Выпрямившись и смиренно опустив голову, Хранитель затянул гимн:
Средь тьмы, что окружает, Благословенный Свет всегда меня спасает…
Голос его дрожал, но пел он громко. Нервно сглотнув, Хранитель продолжил более ровным, сильным баритоном:
Пусть ночь меня от дома прогоняет, Благословенный Свет всегда меня спасает…
Туземки затянули, фальшивя, но Хранитель понял, что они пытаются вплести свой заунывный вой в мелодию гимна.
Пусть всяк о прошлом забывает! – пропел мужчина, уже на пределе своего голоса, но даже он порой не в силах был забыть об этом самом прошлом и потому оборвал гимн на полуслове, а женщины все продолжали завывать, не в состоянии остановиться.

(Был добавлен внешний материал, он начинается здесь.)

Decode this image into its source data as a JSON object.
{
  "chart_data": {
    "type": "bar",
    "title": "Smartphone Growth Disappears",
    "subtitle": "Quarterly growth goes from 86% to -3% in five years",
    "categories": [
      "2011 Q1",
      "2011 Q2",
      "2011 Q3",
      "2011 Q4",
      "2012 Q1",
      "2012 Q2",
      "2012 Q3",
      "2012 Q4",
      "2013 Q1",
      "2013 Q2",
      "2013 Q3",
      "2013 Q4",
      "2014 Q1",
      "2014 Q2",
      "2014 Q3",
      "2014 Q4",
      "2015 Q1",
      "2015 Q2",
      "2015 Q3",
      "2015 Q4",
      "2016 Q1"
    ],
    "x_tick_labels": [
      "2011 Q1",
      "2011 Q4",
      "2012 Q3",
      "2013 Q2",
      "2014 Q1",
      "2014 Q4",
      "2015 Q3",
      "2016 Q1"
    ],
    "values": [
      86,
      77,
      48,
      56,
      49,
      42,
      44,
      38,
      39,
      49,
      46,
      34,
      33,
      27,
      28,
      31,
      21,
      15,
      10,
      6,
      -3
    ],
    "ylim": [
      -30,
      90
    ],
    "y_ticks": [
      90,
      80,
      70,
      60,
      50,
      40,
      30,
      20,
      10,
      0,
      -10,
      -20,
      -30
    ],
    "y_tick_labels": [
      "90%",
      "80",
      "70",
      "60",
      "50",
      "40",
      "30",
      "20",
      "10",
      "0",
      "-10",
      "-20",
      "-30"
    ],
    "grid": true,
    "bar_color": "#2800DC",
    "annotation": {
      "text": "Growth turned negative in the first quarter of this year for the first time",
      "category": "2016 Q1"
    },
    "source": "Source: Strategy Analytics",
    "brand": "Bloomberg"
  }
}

Хранитель опустил закатанные рукава и тут с удивлением обнаружил, как внимательно смотрит на него Матинна, будто она уверовала в его магическую силу, пытаясь постичь ее, и одновременно в глазах девочки сквозило сомнение. Обескураженный, Хранитель заговорил, пытаясь придать ритмичность словам, чтобы как-то успокоиться:
– Сейчас пульмонарная система Короля Ромео должна прийти в равновесие, – начал он. – Потому что кровь… потому что самочувствие его должно…
Матинна уставилась на свои голые ступни, и Хранитель тоже уставился на них. Испытывая замешательство, вот-вот готовое прорвать плотину и заполнить все его существо чувством вины, Хранитель поднял голову, стараясь не смотреть никому в глаза. Он вышел на улицу, чтобы сделать спасительный глоток прохладного воздуха.
Хранитель испытывал гнев, и этот гнев сбивал его с толку. Ведь он выполнял теперь еще и обязанности хирурга, потому что настоящий хирург, бедолага, скончался месяц назад. Обещали прислать нового, но, возможно, придется ждать несколько месяцев. Да, Хранитель был зол и на хирурга, который позволил дизентерии доконать себя, и на губернатора за проволочку, но в то же время он гордился тем, что все делал как настоящий доктор. Он умел проводить кровопускание, вскрывать нарывы, мог поставить клизму, препарировать покойных и составлять квалифицированные заключения. Да, он, обычный плотник, умел делать все это, потому что научился полагаться на себя, был пытлив и являл собой триумфальный пример настоящего проповедника.
После полудня Хранитель занялся немаловажным делом: нужно было продумать устроение нового, более обширного кладбища, чтобы успевать за смертью, косившей обитателей поселения. Ближе к вечеру он отправился с туземцами на старое захоронение, чтобы они подсказали ему, кто где лежит, назвали поименно. Но туземцы боялись произносить имена умерших, и, разозленный подобной неблагодарностью за свои труды, Хранитель прогнал их прочь.